It seems it is never ending, and I had severely sprained that right ankle in June, in fact the weekend of my Mom's funeral. I accidentally slipped off the porch on wet grass, and sprained both, but the right one was very bad. It was black, blue, and extremely swollen for weeks and weeks. And still, if I am up on it for a long period of time, it tends to swell again.
But, after the fall and it being on that right side, I think it was my foot that actually got caught in what little device I had across the doorway to keep my pups out of the bedroom. So, I was in so much pain with my hip, it was not until after the hip was pinned and a couple of days after I noticed my foot hurt worse than my hip, and I could barely stand to touch it to the floor. They X-Rayed it twice, and there seemed to be nothing broken, but more probably torn tendons or ligaments, that the X-ray would not show. It got a bit better, but even after 8 weeks or so post-hip surgery, the foot swells and turns purple if I walk or stand on it for any period of time.
SO, I go to a foot and ankle specialist today, who is located in the same place my orthopedic surgeon that did my hip surgery is in. Which makes things easier, since they already have all of my information.

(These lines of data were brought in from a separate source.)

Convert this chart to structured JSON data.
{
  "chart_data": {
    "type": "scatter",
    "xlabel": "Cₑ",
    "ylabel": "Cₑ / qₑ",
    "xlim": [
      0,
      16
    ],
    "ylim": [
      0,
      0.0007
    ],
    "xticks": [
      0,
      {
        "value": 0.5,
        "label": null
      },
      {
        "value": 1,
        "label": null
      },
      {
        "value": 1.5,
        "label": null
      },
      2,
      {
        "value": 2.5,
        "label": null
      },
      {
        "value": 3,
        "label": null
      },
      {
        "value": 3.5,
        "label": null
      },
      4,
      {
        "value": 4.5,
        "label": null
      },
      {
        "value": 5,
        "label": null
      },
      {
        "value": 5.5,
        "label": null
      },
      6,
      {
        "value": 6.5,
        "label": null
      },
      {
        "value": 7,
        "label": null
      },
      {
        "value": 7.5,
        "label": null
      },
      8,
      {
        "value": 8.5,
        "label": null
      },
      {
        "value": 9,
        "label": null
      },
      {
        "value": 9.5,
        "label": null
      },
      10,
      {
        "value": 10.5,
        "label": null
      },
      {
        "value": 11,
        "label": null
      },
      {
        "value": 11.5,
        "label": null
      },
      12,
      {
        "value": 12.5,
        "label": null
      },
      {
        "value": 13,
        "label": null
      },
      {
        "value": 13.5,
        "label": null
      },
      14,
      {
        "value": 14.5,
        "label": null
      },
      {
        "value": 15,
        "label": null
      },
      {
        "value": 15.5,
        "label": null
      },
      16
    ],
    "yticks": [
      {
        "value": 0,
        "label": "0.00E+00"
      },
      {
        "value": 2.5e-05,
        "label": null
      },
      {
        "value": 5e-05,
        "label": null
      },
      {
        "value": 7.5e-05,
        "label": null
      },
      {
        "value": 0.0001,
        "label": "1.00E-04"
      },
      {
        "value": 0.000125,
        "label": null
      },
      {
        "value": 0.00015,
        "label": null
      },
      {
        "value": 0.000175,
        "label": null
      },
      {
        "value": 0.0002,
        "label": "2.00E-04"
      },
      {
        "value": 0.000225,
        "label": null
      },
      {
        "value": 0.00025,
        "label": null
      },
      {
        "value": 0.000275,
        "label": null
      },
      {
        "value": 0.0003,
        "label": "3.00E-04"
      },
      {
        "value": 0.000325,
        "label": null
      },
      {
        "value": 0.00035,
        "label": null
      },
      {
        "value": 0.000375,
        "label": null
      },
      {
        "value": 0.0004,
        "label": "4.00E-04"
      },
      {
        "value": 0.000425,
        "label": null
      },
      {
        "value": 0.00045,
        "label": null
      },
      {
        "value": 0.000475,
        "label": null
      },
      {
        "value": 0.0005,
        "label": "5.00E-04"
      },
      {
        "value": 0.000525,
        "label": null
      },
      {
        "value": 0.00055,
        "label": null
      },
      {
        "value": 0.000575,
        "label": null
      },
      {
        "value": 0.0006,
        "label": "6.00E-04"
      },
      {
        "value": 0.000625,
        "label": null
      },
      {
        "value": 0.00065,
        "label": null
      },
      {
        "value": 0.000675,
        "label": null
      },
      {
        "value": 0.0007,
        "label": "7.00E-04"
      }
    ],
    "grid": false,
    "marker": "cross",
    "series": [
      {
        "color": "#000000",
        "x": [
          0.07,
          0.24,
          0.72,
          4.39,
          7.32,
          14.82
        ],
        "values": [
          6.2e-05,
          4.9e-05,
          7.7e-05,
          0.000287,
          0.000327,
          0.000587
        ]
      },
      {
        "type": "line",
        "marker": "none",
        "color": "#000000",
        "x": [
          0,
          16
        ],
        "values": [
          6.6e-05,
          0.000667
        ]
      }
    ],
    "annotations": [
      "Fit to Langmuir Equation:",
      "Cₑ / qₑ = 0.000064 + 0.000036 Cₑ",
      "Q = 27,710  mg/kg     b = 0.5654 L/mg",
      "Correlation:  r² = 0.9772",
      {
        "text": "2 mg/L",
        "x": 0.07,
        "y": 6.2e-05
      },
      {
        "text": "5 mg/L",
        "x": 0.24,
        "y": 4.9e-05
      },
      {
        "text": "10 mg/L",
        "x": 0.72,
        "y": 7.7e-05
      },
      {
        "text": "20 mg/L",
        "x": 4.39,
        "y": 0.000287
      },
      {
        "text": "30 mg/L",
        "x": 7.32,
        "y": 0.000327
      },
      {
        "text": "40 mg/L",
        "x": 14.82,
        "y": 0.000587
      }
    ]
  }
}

I have no clue what he will find, or not find. I just know I would like to have it looked at, so I will know whether it is going to just take time to heal itself, or what. It sometimes hurts so it causes me to want to limp on that side, which is not good for my pinned hip. I don't want to start limping, and make it a permanent thing. Also, last night for the 1st time, I had pain in my calves during the night. It woke me up in fact, and I thought it odd that the back of my calves were aching, so I got up took some medication, but I have not been sleeping very well anyway, thus I did not get much sleep last night, nor several nights before.
I tend to be "full of energy" one moment, and the next, just feel drained, and really just want to prop up my foot, and sit to watch a movie. Of course, I still face surgery, on my neck, which is giving me mortal hell, and the Rheumatoid Arthritis is bothering my thumbs and hands so much, but I need to get well enough to go to my Rheumatologist to get on some new medication.
The pain from both thumbs, and wrists now run up my arms, to my elbows, especially when typing or doing something tedious with my hands and fingers. So, it makes it difficult to sit here and type, when both arms hurt from the RA in my thumbs and fingers.
I know we have had this conversation now on several occasions, about life and how some of us wind up with all types of suffering, medical, financial, emotional, and it every realm, it seems to never end. I certainly feel that way, and I am so frustrated with it all. I have many mornings that I wake up with my stomach upset and nauseated so badly I have to take medication for it. I know I have GERD, and take meds for that, but this does not act like GERD. I am just plain nauseated, and not sure why. I have a great deal of head and neck aches, probably from where I need neck surgery, so that in itself will make me feel sick to my stomach. I also am trying to do the same eating routine that I did at the hospital, rather than eating breakfast late morning, I now try to eat around 8 to 8:30AM, then have some of that "muscle milk" or protein drink in between during the day. Maybe snack on a few crackers, or something in between, then eat dinner as usual about 5 to 5:30PM. I thought that may help.